吃音が始まったのはよく覚えていませんが、多分、小学生の低学年の頃かと思います。

原因はいまだによく分かっていません。

吃音が遺伝に関係しているとすれば、私の父が人と話をする時、若干どもっていたように思います。

 

小学生、中学生を通じて一番困ったことはクラスで本読みをする時です。

これが苦手でとても悩みました。

今のように学校内に「話し方教室」などがあればどんなに助かったことか。

親,兄弟にその悩みを打ち明けたこともありますが、その答えはいつも同じで「落ち着けば必ず治る」の一点張りでした。

でも、それは無理はありません。彼らはどもりではないですから。

結局、自分の悩みを打ち明けても助けてくれる人はいなく、自分一人で悩むしかないと考える様になりました。
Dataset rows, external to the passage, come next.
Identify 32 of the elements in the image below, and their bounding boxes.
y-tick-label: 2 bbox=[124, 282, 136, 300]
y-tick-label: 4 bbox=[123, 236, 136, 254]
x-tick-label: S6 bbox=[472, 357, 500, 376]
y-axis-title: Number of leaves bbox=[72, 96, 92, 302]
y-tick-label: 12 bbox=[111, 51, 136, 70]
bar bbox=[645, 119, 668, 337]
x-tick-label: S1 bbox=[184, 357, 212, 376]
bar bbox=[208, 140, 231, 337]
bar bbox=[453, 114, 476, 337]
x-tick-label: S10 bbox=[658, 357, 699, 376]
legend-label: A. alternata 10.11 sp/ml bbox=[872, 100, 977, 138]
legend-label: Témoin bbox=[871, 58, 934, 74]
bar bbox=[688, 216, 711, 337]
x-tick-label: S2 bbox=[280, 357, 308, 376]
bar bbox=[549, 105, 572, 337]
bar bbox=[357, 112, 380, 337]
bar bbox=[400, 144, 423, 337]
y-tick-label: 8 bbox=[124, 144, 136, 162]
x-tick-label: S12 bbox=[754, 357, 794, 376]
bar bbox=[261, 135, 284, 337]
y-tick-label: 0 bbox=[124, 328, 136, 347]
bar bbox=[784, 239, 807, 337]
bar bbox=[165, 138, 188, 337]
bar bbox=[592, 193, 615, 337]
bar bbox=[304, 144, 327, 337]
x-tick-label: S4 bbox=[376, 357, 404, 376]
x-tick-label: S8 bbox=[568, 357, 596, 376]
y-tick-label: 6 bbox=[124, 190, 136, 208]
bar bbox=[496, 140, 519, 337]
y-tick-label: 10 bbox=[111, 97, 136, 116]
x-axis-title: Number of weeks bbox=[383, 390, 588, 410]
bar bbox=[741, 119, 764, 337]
それと、大人になったら自然に治るものだとも思っていました。

 

その後、学校を卒業してからもミスが続きました。

一番悲しかったのは就職するときの面接で、自分の名前がとうとう最後まで出てこなかった事です。

これには参りました。

やっとある会社に就職できたのですが、ここでも吃音の障害は大きかったです。

朝礼の順番が2週間に1回ぐらいまわってくるのですが、ここでも言葉がなかなか出てこなくて大恥をかいてしまいました。

その他、商談や日常会話でも不便がたくさんありました。

その後、「これではいけない。どうにかしなければ。」と思い、民間の矯正所にも何回か行ったことがありましたが、あまり効果はありませんでした。

そして、インターネットか何かで吃音を電話で治す個人教室があることを知り、早速連絡しました。

結局、ここが一番参考になり、改善につながりました。

吃音とは単なるクセだから、”いいクセ”を身につけて治していくというやり方でした。

 

そのポイントは2つあります。

その1つは出だしゆっくり、オーバーなくらいゆっくり話すという事。

もう1つは緩急語といって、それ自体には意味のない”え〜〜”とか”あ〜〜”とかいった言葉を、言おうとする言葉の前につけて話すという事です。

私は今でも電話をする時、高橋の”タ”が出ないことがあります。

そんな時、必ず高橋の前に「もしもし〜」とつけます。そうすると120%”高橋”が出ます。

また、その後の会話もとてもスムーズになります。

以前、電話はとても苦手だったのですが、今はそんな訳で大好きになりました。

それと、吃音は非常にしつこいクセでありますから、すぐには治りません。

ですから、いいクセが身につくまで最初は無理をしないほうが良いと思います。

言いにくい言葉は避けたほうが良いでしょう。または、別の言葉を選んでもいいと思います。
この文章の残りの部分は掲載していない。